The past several years have seen indications of growing dissent among the population, particularly the young and city dwellers. These acts of defiance include “increasing pre-martial relations, parties in which the young mingle with the opposite sex, consumption of alcohol and the daily resistances of Iranian girls against compulsory dress codes in public”, reports Al Jazeera.
In addition, women are continuing to organise public protests against modest dress laws, particularly the mandatory wearing of the hijab, despite heavy-handed police repression.
A senior cleric recently complained that Iranian women were “nowadays appearing almost naked on our streets”.
Such concerns have seen the morality police reportedly hiring an additional 12,000 female officers in order to counter “a perceived uptick in defiance of the country’s mandatory veiling laws”, says The Times of Israel.
Along with the increasing influence of the outside world through media and the internet, the growing frustration with the conversative strictures of life in Iran may also be a result of a weakening of religious faith. A 2017 WIN/Gallup survey indicated that one in five Iranians identifies as atheist or “not religious”, and the true number could be higher.
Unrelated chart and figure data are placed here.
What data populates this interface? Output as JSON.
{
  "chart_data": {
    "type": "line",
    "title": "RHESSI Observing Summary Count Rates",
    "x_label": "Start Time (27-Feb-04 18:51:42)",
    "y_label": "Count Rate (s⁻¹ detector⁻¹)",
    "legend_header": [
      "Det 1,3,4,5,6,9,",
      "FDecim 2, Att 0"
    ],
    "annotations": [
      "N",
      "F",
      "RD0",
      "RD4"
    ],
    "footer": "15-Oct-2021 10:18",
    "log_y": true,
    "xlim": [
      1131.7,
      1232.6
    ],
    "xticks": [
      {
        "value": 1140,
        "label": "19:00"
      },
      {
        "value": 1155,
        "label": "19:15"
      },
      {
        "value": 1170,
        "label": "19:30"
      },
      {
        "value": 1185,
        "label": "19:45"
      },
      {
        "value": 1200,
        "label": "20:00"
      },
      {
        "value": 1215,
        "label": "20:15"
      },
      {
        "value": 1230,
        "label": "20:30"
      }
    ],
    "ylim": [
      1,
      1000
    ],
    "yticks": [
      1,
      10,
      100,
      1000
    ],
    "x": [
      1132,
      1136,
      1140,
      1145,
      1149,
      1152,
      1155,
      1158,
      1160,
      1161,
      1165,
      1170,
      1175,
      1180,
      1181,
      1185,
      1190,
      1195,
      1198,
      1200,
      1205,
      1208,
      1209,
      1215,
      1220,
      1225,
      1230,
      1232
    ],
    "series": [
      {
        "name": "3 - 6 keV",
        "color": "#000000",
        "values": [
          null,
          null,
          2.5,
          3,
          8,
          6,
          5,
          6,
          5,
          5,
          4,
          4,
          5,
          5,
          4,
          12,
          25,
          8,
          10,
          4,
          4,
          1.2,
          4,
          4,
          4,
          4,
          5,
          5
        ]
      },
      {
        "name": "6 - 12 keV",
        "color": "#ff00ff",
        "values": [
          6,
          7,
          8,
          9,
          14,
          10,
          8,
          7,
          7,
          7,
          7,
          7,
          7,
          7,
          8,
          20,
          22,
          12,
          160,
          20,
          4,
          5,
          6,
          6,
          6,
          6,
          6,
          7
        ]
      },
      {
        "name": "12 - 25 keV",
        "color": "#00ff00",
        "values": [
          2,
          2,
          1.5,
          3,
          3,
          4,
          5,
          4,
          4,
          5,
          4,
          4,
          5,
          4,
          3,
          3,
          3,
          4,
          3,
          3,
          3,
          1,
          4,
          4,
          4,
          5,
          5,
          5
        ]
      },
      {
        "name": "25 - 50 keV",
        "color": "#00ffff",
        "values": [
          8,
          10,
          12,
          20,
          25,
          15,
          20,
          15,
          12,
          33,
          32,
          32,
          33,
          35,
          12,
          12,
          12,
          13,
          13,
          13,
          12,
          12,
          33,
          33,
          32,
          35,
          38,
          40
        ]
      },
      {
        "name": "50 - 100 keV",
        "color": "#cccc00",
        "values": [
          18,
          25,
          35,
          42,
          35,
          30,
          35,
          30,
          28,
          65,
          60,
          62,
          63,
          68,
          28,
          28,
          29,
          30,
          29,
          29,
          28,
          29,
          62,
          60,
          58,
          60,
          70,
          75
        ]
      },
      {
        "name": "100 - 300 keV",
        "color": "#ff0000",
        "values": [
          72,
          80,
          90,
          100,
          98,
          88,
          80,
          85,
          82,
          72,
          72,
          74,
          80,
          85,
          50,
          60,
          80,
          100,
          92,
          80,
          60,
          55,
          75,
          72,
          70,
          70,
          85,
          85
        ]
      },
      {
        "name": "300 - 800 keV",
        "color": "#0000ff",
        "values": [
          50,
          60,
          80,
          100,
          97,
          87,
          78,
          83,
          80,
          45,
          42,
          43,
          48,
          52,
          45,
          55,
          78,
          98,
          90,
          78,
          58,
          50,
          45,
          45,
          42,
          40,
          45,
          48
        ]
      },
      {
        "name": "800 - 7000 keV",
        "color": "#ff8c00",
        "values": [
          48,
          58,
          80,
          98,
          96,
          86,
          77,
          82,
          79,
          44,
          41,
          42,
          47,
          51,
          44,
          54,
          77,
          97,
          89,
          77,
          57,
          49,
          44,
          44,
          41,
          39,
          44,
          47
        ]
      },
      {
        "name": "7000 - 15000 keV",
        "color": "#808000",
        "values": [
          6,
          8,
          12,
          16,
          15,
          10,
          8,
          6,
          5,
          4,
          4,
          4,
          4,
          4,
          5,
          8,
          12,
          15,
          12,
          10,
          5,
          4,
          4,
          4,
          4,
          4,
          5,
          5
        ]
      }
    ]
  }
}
Even among those who identify as faithful Muslims, there is a thirst for change, says Al Jazeera, which reports that “a considerable number of Iranians have chosen a third path… remaining religious while adopting modern pastimes and decorum”.
However, a very public crackdown on supposed immorality also serves a political purpose, as a useful distraction from Iran’s myriad domestic problems - chiefly the economy, which has slumped since the US restored punishing sanctions against Iran’s lucrative oil industry last year.
Since then, strikes and street demonstrations over the soaring cost of living, unpaid wages and shortages of basic goods and utilities have become a frequent occurrence, in a worrying sign of social instability.
The recent spate of “unusually strict social diktats” handed down by clerics - such as ordering men not to “look directly” at female passers-by during Ramadan - are the result of the regime’s “frustration with growing civil discontent and economic pain caused by US sanctions”, argues The Daily Telegraph.
Addressing a group of regional governors earlier this year, Vice President Eshaq Jahangiri issued a blunt warning about the dangers of failing to suppress the unrest. “What should worry all of us is the wrath and hatred of the public against the authorities and the system that can not deliver to them,” he said.